Despite laments that magazines ain't what they used to be, like just about anything that's moved on from what it once was, the changes aren't necessarily for the worse. In a Darwinian way, magazines over the last 25 years have become what they need to be to survive. And it's not as if the industry is merely hanging on by a thread--it's rather hearty. Sure, total circulation is dropping now after years of steady rise, mainly because of dramatic declines at industry leviathans like TV Guide and Reader's Digest. Yet, readership is up overall, thanks to the continual swell of new titles and red-hot ones like Maxim, O and Real Simple.
"Americans still want magazines," Felker says. "They're not going to be replaced with information technology or Web magazines. They'll just be part of the menu.
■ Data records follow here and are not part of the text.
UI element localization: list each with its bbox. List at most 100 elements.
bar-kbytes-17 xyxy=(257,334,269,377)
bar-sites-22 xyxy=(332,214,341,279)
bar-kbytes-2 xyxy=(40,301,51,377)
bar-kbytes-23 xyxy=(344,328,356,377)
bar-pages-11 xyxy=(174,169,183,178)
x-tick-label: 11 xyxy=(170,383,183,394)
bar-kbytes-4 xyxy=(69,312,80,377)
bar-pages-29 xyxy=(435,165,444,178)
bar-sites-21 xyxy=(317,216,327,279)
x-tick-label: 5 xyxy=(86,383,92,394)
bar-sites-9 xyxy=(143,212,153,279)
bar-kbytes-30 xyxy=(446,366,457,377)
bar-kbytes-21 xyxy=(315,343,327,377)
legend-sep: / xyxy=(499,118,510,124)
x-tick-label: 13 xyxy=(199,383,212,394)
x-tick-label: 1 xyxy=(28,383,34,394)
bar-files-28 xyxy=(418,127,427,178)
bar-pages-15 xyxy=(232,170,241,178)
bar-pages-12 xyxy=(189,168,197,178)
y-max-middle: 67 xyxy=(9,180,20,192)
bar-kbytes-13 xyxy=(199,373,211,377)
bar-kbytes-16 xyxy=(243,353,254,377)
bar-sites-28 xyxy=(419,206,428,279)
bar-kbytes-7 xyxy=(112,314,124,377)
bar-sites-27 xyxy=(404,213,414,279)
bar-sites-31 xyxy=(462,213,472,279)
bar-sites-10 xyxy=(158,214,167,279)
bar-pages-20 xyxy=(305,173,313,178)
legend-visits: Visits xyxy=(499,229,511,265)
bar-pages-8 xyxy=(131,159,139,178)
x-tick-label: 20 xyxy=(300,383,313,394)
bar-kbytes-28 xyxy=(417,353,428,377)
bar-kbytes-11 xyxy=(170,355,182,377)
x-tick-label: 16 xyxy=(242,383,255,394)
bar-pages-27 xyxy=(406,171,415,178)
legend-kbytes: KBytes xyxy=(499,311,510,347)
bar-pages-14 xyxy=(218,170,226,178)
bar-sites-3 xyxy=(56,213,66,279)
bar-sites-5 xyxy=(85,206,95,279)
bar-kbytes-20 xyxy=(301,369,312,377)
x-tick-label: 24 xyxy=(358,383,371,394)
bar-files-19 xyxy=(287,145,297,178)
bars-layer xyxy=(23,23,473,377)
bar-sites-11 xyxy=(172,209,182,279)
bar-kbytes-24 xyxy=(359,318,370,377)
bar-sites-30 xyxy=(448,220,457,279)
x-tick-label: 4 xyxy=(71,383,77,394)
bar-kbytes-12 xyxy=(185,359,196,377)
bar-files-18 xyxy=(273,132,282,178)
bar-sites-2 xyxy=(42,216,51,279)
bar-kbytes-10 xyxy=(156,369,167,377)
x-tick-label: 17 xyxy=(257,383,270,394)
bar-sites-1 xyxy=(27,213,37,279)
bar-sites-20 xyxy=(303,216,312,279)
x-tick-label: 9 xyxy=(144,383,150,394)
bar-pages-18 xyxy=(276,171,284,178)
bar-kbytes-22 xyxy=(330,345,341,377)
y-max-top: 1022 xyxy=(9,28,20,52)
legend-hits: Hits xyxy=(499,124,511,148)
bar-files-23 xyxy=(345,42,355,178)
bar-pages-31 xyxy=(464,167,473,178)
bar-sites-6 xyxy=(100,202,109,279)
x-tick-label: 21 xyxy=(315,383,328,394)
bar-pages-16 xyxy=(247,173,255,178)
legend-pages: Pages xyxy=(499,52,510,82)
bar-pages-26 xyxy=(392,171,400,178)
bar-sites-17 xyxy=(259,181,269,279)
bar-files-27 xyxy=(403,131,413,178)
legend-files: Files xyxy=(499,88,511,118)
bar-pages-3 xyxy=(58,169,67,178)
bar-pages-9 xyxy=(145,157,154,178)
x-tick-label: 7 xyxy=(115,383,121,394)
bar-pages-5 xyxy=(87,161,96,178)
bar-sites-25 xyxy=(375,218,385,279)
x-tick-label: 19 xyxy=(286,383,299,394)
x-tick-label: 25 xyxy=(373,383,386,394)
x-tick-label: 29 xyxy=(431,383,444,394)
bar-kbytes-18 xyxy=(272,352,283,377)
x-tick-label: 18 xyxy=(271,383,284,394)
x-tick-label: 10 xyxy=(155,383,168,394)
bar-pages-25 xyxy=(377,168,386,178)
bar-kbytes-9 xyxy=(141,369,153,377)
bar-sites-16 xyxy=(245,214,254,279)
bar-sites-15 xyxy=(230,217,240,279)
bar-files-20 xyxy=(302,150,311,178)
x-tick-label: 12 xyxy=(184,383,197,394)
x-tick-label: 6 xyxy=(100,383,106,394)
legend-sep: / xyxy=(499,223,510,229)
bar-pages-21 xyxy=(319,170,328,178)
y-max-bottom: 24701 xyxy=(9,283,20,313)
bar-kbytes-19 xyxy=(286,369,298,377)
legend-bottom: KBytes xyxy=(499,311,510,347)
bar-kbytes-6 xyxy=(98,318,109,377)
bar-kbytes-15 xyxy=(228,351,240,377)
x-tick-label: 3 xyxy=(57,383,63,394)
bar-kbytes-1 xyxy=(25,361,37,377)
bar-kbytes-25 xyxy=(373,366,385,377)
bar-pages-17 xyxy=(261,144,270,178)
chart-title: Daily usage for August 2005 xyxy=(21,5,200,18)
They're too convenient and brilliantly designed for a modern, fast-paced life." Despite the competition, and in a way, because of it, magazines have a pretty secure foothold heading into the 2000s. "They provide something that other places don't --a point of view, a version of the world," Felker says. "As the country grows, there will be more and more subcultures, more and more opportunities to segment audiences. It's just a matter of figuring out what an audience wants."
Steven Brill, back in the late '70s, figured that an audience would want the real deal on the country's biggest law firms. Fortuitous figuring. Less on the money was Brill's 1998 stab at a title on the media, Brill's Content. That one had just a three-year ride. But if he had to start a magazine today, Brill has an idea on the tip of his tongue: homeland security. "For people in the business of doing corporate security or domestic security," he says. In post-9/11 times, it's not only a topic on people's minds, but something companies and government agencies will be spending a lot of money on in coming years. In other words, a niche waiting to be exploited.
He's been beaten to the punch.
Just hours after Brill threw out the security concept, professor Abrahamson in Illinois noticed the first issue of a magazine that had just landed on his desk, a title that struck him as a rather savvy way to tap into one of the country's current fetishes.